That announcement was made at a recent press conference by County Supervisor Nathan Fletcher, District 2 Councilmember Dr. Jen Campbell, County Supervisors chairman Greg Cox, and Dr. Luke Bergman, County Behavioral Health Services director.
“We are taking bold action and changing how we operate to ensure better outcomes for the patients who visit our psychiatric hospital,” said Fletcher. “By taking the unprecedented step of co-locating mental health and substance abuse treatment, we are better equipped to provide vital services to a hard-to-reach group of people, many of whom are experiencing chronic homelessness. This is a better way to connect people to the treatment they need.”
Added Fletcher, “By expanding the network of resources available to people experiencing homelessness and in need of behavioral health services, with the Accelerated Connections to Treatment program, the County is taking active measures to combat the root causes of our region’s homelessness crisis.”
"With the County stepping up to invest in programs such as ACTT, it not only has positive impacts in the Midway District but also with those seeking help in all our communities,” said Campbell.

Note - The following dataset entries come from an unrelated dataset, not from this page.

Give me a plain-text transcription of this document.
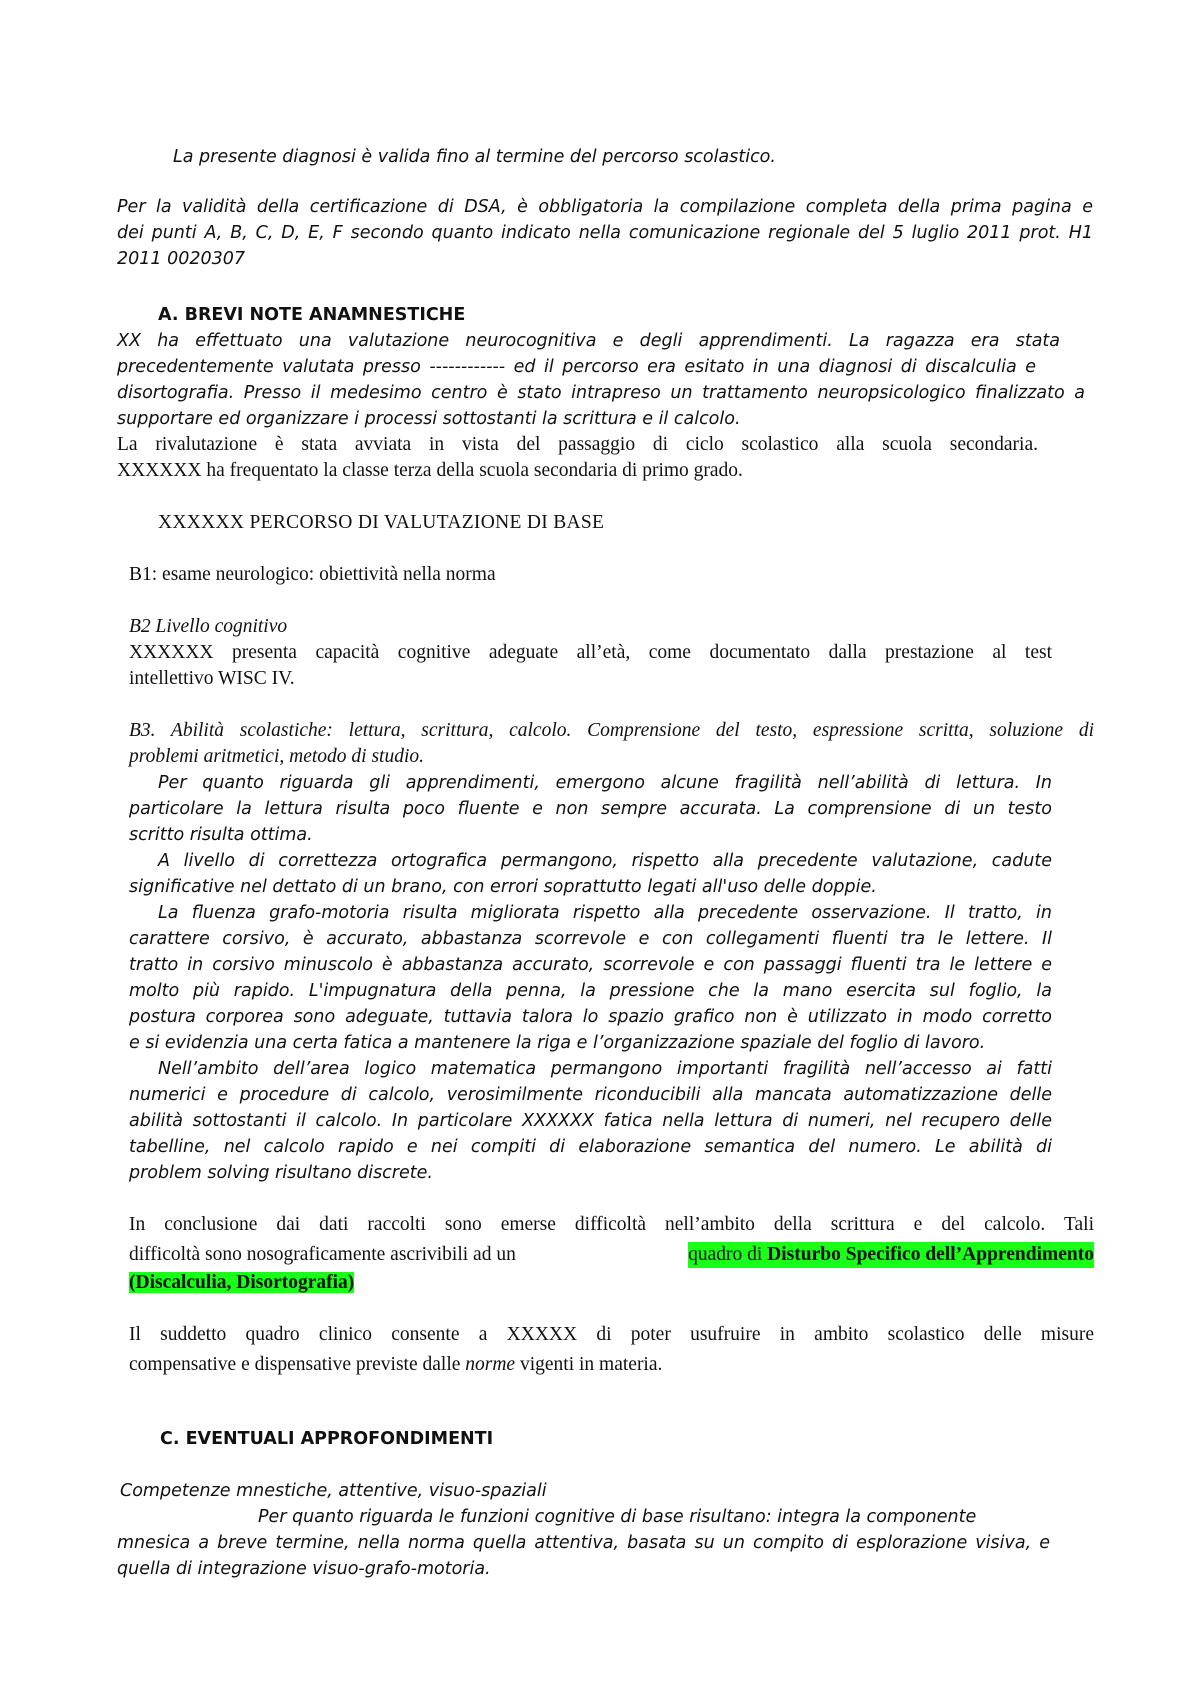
La presente diagnosi è valida fino al termine del percorso scolastico.
Per la validità della certificazione di DSA, è obbligatoria la compilazione completa della prima pagina e
dei punti A, B, C, D, E, F secondo quanto indicato nella comunicazione regionale del 5 luglio 2011 prot. H1
2011 0020307
A. BREVI NOTE ANAMNESTICHE
XX ha effettuato una valutazione neurocognitiva e degli apprendimenti. La ragazza era stata
precedentemente valutata presso ------------ ed il percorso era esitato in una diagnosi di discalculia e
disortografia. Presso il medesimo centro è stato intrapreso un trattamento neuropsicologico finalizzato a
supportare ed organizzare i processi sottostanti la scrittura e il calcolo.
La rivalutazione è stata avviata in vista del passaggio di ciclo scolastico alla scuola secondaria.
XXXXXX ha frequentato la classe terza della scuola secondaria di primo grado.
XXXXXX PERCORSO DI VALUTAZIONE DI BASE
B1: esame neurologico: obiettività nella norma
B2 Livello cognitivo
XXXXXX presenta capacità cognitive adeguate all’età, come documentato dalla prestazione al test
intellettivo WISC IV.
B3. Abilità scolastiche: lettura, scrittura, calcolo. Comprensione del testo, espressione scritta, soluzione di
problemi aritmetici, metodo di studio.
Per quanto riguarda gli apprendimenti, emergono alcune fragilità nell’abilità di lettura. In
particolare la lettura risulta poco fluente e non sempre accurata. La comprensione di un testo
scritto risulta ottima.
A livello di correttezza ortografica permangono, rispetto alla precedente valutazione, cadute
significative nel dettato di un brano, con errori soprattutto legati all'uso delle doppie.
La fluenza grafo-motoria risulta migliorata rispetto alla precedente osservazione. Il tratto, in
carattere corsivo, è accurato, abbastanza scorrevole e con collegamenti fluenti tra le lettere. Il
tratto in corsivo minuscolo è abbastanza accurato, scorrevole e con passaggi fluenti tra le lettere e
molto più rapido. L'impugnatura della penna, la pressione che la mano esercita sul foglio, la
postura corporea sono adeguate, tuttavia talora lo spazio grafico non è utilizzato in modo corretto
e si evidenzia una certa fatica a mantenere la riga e l’organizzazione spaziale del foglio di lavoro.
Nell’ambito dell’area logico matematica permangono importanti fragilità nell’accesso ai fatti
numerici e procedure di calcolo, verosimilmente riconducibili alla mancata automatizzazione delle
abilità sottostanti il calcolo. In particolare XXXXXX fatica nella lettura di numeri, nel recupero delle
tabelline, nel calcolo rapido e nei compiti di elaborazione semantica del numero. Le abilità di
problem solving risultano discrete.
In conclusione dai dati raccolti sono emerse difficoltà nell’ambito della scrittura e del calcolo. Tali
difficoltà sono nosograficamente ascrivibili ad un	quadro di Disturbo Specifico dell’Apprendimento
(Discalculia, Disortografia)
Il suddetto quadro clinico consente a XXXXX di poter usufruire in ambito scolastico delle misure
compensative e dispensative previste dalle norme vigenti in materia.
C. EVENTUALI APPROFONDIMENTI
Competenze mnestiche, attentive, visuo-spaziali
Per quanto riguarda le funzioni cognitive di base risultano: integra la componente
mnesica a breve termine, nella norma quella attentiva, basata su un compito di esplorazione visiva, e
quella di integrazione visuo-grafo-motoria.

“Difficult problems require creative solutions, and this is a program that offers a new way of helping this population of homeless individuals,” said Cox. “This is a great start and we will continue to find ways to enhance the system of care for those suffering from substance use disorders.”
San Diego Psychiatric Hospital at 3853 Rosecrans St. provides walk-in emergency mental health services for adults and older adults who are experiencing a mental health emergency or crisis. The hospital’s Psychiatric Emergency Response Team provides emergency assessment and referral for individuals with mental illness who come to the attention of law enforcement through phone calls from community members, or in-field law enforcement requests for emergency assistance.
PERT pairs licensed mental health clinicians with uniformed law enforcement officers/deputies, evaluating the situation, assessing the individual's mental health condition and needs, and, if appropriate, transporting individuals to a hospital or other treatment center, or referring them to a community-based resource or treatment facility.
About 500 individuals each month are frequently brought to the County Hospital on Rosecrans without being admitted. Many of these individuals’ symptoms are mistaken by law enforcement or other entities as psychotic, when in fact certain drugs, including methamphetamine, have side effects that mimic psychosis. Due to the fact that they do not have a serious mental illness, but instead are struggling with a substance use disorder and are intoxicated, they are given a referral for a local facility, often without any follow-up.
The ACTT program will use a hands-on approach by linking patients directly to the providers and treatments they need using a four-step process, which is expected to cut down on recidivism and to improve public health outcomes by helping individuals gain a wider support system in their battle against addiction and substance abuse.
To implement the ACTT program, the National Alliance on Mental Illness is partnering with the County to work with patients who volunteer to participate.
“This new model of providing services will advance care integration across other emergency and crisis care systems in our community,” said Cathryn Nacario, CEO of NAMI San Diego. “This linking of services is critical, because too often we see a fragmented health delivery system that prevents doctors and care-givers from providing treatment efficiently, and patients from receiving the most appropriate care throughout their experience.”